Firings and discord put President-elect's transition team in a state of disarray
Both were part of what officials described as a purge orchestrated by Jared Kushner, Trump’s son-in-law and close adviser.
One week after Trump scored an upset victory that took him by surprise, his team was improvising the most basic traditions of assuming power. That included working without official State Department briefing materials in his first conversations with foreign leaders.
Two officials who had been handling national security for the transition, former Rep. Mike Rogers, R-Mich., and Matthew Freedman, a lobbyist who consults with corporations and foreign governments, were fired.

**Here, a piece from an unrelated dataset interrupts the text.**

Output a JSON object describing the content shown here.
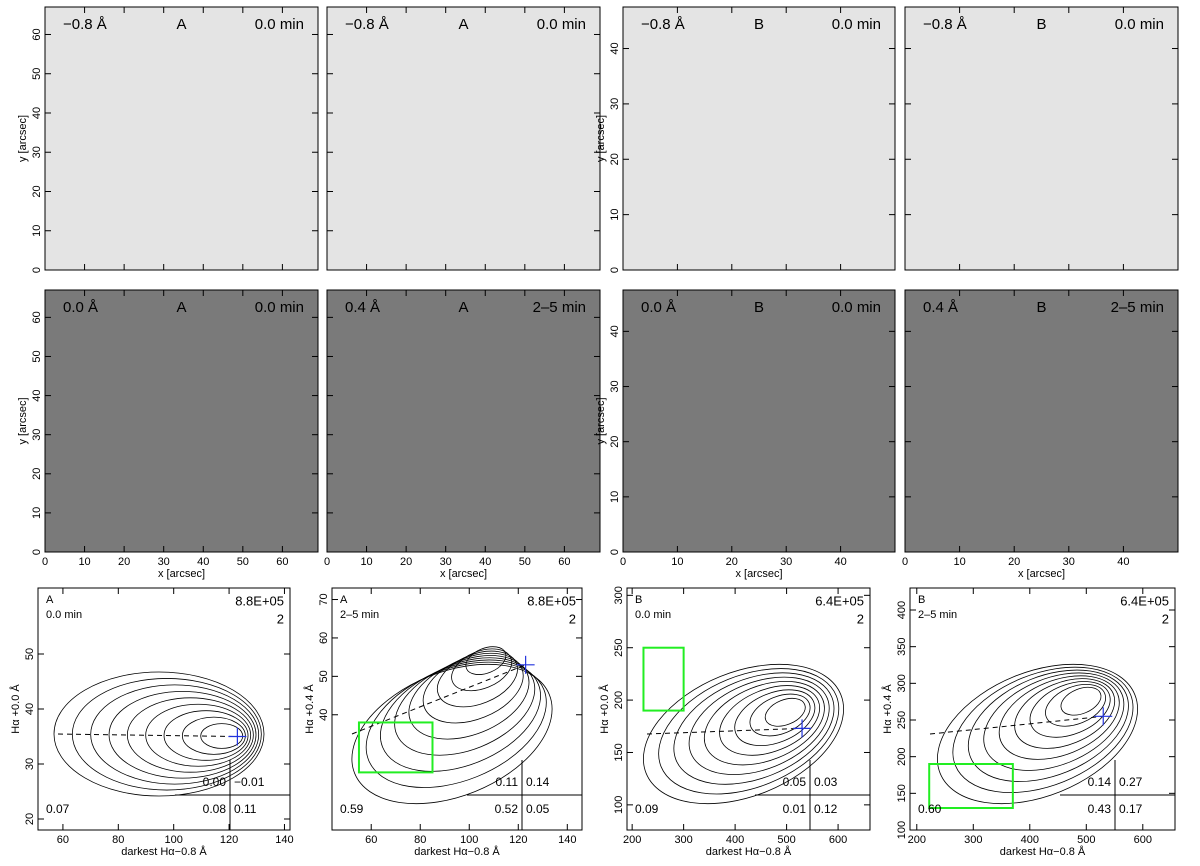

The dismissals followed the abrupt firing Friday of Gov. Chris Christie of New Jersey, who was replaced as chief of the transition by Vice President-elect Mike Pence. Kushner, a transition official said, was systematically dismissing people like Rogers who had ties with Christie. As a federal prosecutor, Christie had sent Kushner’s father to jail.
Prominent U.S. allies were in the meantime scrambling to figure out how and when to contact Trump. At times they have been patched through to him in his luxury office tower with little warning, according to a Western diplomat who spoke on the condition of anonymity to detail private conversations.
President Abdel-Fattah el-Sissi of Egypt was the first to reach Trump for such a call last Wednesday, followed by Prime Minister Benjamin Netanyahu of Israel not long afterward. But that was about 24 hours before Prime Minister Theresa May of Britain got through — a striking break from diplomatic practice given the close alliance between the United States and Britain.
Despite the haphazard nature of Trump’s early calls with world leaders, his advisers said the transition team was not suffering unusual setbacks. They argued that they were hard at work behind the scenes dealing with the same troubles that incoming presidents have faced for decades.
And Trump himself fired back at critics with a Twitter message he sent about 10 p.m.
“Very organized process taking place as I decide on Cabinet and many other positions,” he wrote. “I am the only one who knows who the finalists are!”
The process is “completely normal,” said Rudy Giuliani, the former New York mayor, who emerged Tuesday as the leading contender to be Trump’s secretary of state. “It happened in the Reagan transition. Clinton had delays in hiring people.”
Giuliani, who made his comments in a telephone interview, added: “This is a hard thing to do. Transitions always have glitches. This is an enormously complex process.”
There were some reports within the transition of score-settling.
One member of the transition team said that at least one reason Rogers had fallen out of favor among Trump’s advisers was that as chairman of the House intelligence committee, he had overseen a report about the 2012 attacks on the U.S. diplomatic compound in Benghazi, Libya, which concluded that the Obama administration had not intentionally misled the public about the events there. That report echoed the findings of numerous other government investigations into the episode.
The report’s conclusions were at odds with the campaign position of Trump, who repeatedly blamed Hillary Clinton, his Democratic opponent and the secretary of state during the attacks, for the resulting deaths of four Americans.